La inversión en ETFs indexados de bajo coste es la estrategia financiera con mayor evidencia científica a su favor de cuantas existen para el inversor particular. Décadas de datos muestran que alrededor del 90% de los fondos de gestión activa no baten a su índice de referencia a largo plazo, una vez deducidas las comisiones. Sin embargo, muchos inversores españoles siguen confiando sus ahorros a fondos con comisiones del 1,5% al 2% anual, una cifra que erosiona el rendimiento de forma silenciosa durante décadas.
Por qué un ETF indexado gana simplemente por costar menos
Un ETF indexado replica el comportamiento de un índice bursátil, como el S&P 500 o el MSCI World, comprando automáticamente las acciones que lo componen en la proporción que les corresponde. No requiere un gestor que tome decisiones activas de compra y venta, por lo que las comisiones son mínimas, entre el 0,03% y el 0,20% anual, frente al 1,5-2% habitual de los fondos activos. La matemática detrás de esto es simple pero contundente: sobre un horizonte de treinta años, una diferencia de comisión del 1,5% anual puede suponer decenas de miles de euros menos en el patrimonio final, incluso si el gestor activo logra igualar (que no superar) al índice antes de comisiones.
La cartera de tres fondos, explicada con sus matices reales
El Vanguard FTSE All-World (VWCE) ofrece exposición a acciones globales de mercados desarrollados y emergentes, y suele representar entre el 60% y el 80% de una cartera bien diversificada. El iShares Core Euro Government Bond aporta renta fija como amortiguador de la volatilidad de la parte de renta variable, en una proporción del 10% al 30% según el perfil de riesgo y, sobre todo, el horizonte temporal del inversor: cuanto más joven y con más años por delante, menos sentido tiene sobreponderar bonos. El Vanguard FTSE Emerging Markets añade exposición adicional a economías emergentes de forma opcional, entre el 10% y el 20%, para quien quiera un peso mayor en estos mercados del que ya incluye el All-World por defecto.
MyInvestor, Interactive Brokers y Degiro: no todas sirven igual
Para inversores españoles, MyInvestor ofrece acceso a fondos de Vanguard y BlackRock sin comisión de custodia, lo que la convierte en una opción cómoda para quien invierte mediante fondos indexados tradicionales con ventajas fiscales de traspaso entre fondos sin tributar. Interactive Brokers es la opción preferida para patrimonios más elevados gracias a sus comisiones por operación más bajas del mercado, aunque su interfaz resulta menos intuitiva para el inversor novel. Degiro es popular por su sencillez y bajo coste en la compra de ETFs, pero carece de cuentas de valores con las ventajas fiscales de traspaso que sí ofrecen los fondos de inversión tradicionales en España, una diferencia importante que muchos inversores pasan por alto al comparar solo comisiones.

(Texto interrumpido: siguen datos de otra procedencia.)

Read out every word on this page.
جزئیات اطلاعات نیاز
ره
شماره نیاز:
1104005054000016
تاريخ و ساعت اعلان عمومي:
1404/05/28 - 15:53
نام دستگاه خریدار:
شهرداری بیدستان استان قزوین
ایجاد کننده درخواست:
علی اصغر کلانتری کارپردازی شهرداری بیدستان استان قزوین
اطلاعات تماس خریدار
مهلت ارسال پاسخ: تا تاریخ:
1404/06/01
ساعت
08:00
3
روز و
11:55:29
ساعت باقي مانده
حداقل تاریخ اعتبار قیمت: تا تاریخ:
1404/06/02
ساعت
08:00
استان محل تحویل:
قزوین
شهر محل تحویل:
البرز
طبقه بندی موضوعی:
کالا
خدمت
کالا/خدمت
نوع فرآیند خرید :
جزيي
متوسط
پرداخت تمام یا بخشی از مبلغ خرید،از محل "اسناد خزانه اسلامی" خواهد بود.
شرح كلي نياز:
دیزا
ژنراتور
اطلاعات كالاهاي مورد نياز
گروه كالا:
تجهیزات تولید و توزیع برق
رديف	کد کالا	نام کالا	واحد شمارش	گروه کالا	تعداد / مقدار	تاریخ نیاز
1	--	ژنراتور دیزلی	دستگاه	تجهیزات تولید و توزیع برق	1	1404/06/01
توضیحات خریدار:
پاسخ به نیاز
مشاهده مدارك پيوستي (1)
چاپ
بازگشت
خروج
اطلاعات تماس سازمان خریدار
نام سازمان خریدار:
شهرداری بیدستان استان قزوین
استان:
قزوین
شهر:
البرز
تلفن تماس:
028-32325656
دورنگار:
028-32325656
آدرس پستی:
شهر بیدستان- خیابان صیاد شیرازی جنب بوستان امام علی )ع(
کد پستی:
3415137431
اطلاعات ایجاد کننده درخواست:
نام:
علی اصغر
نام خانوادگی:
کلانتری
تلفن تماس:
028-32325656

El error más caro: intentar acertar el momento de entrada
El tiempo en el mercado bate sistemáticamente al timing del mercado. El inversor que lleva veinte años invirtiendo mensualmente, sin importar si el mercado está en máximos o en plena corrección, supera de forma consistente a quien intenta esperar el momento perfecto para comprar en mínimos, porque ese momento perfecto es prácticamente imposible de identificar de forma fiable y repetida, incluso para gestores profesionales con recursos ilimitados.

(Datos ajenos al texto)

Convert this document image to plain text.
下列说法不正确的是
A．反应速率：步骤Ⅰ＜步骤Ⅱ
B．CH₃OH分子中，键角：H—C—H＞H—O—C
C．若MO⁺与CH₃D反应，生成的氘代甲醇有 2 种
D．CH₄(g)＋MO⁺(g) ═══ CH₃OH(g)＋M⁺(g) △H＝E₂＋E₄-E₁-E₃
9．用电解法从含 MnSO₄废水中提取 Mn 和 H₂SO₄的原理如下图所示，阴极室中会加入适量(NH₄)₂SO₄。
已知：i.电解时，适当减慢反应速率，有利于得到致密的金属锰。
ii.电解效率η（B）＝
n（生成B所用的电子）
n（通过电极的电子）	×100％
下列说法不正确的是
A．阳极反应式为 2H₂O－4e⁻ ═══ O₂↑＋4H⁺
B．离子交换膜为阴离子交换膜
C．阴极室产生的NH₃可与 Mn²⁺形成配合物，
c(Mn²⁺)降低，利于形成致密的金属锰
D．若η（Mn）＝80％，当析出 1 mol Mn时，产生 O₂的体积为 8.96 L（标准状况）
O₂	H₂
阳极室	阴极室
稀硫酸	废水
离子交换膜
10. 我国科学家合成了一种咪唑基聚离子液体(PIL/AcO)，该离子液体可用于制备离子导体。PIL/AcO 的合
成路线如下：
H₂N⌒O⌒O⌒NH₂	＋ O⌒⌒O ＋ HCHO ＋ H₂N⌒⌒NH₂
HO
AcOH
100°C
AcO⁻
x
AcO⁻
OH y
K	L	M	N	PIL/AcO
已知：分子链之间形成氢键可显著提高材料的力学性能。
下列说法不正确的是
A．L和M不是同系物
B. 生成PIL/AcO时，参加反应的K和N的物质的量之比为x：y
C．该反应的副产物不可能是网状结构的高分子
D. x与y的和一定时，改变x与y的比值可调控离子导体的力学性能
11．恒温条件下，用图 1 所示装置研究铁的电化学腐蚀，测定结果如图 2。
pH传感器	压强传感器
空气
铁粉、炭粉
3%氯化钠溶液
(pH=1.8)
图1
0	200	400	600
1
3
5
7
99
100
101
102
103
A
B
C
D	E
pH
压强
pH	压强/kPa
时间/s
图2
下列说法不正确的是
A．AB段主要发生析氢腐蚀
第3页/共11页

Aportar 100 euros al mes: la potencia del interés compuesto sin necesitar capital inicial
La aportación periódica mensual, conocida como Dollar Cost Averaging, elimina el riesgo de invertir todo el capital en el peor momento posible, repartiendo el riesgo a lo largo del tiempo. Con 100 euros al mes durante treinta años, a una rentabilidad media histórica del 7-8% anual del mercado global de acciones, el resultado final supera los 120.000 euros, una cifra que sorprende a quien no ha hecho el cálculo antes. La potencia del interés compuesto requiere sobre todo tiempo, no grandes cantidades iniciales, lo que hace de esta estrategia una de las pocas del mundo financiero verdaderamente accesible para cualquier nivel de ingresos.
Lo que ningún folleto de fondo activo te va a decir
Los fondos de gestión activa que sí logran batir al índice en un periodo concreto raramente repiten ese éxito en el periodo siguiente, un fenómeno bien documentado en la literatura financiera como falta de persistencia del rendimiento superior. Esto significa que elegir un fondo activo basándose en su rentabilidad pasada, el criterio más usado por los inversores particulares al decidir, tiene poco valor predictivo real sobre su rendimiento futuro, algo que la industria de gestión activa rara vez destaca en su publicidad.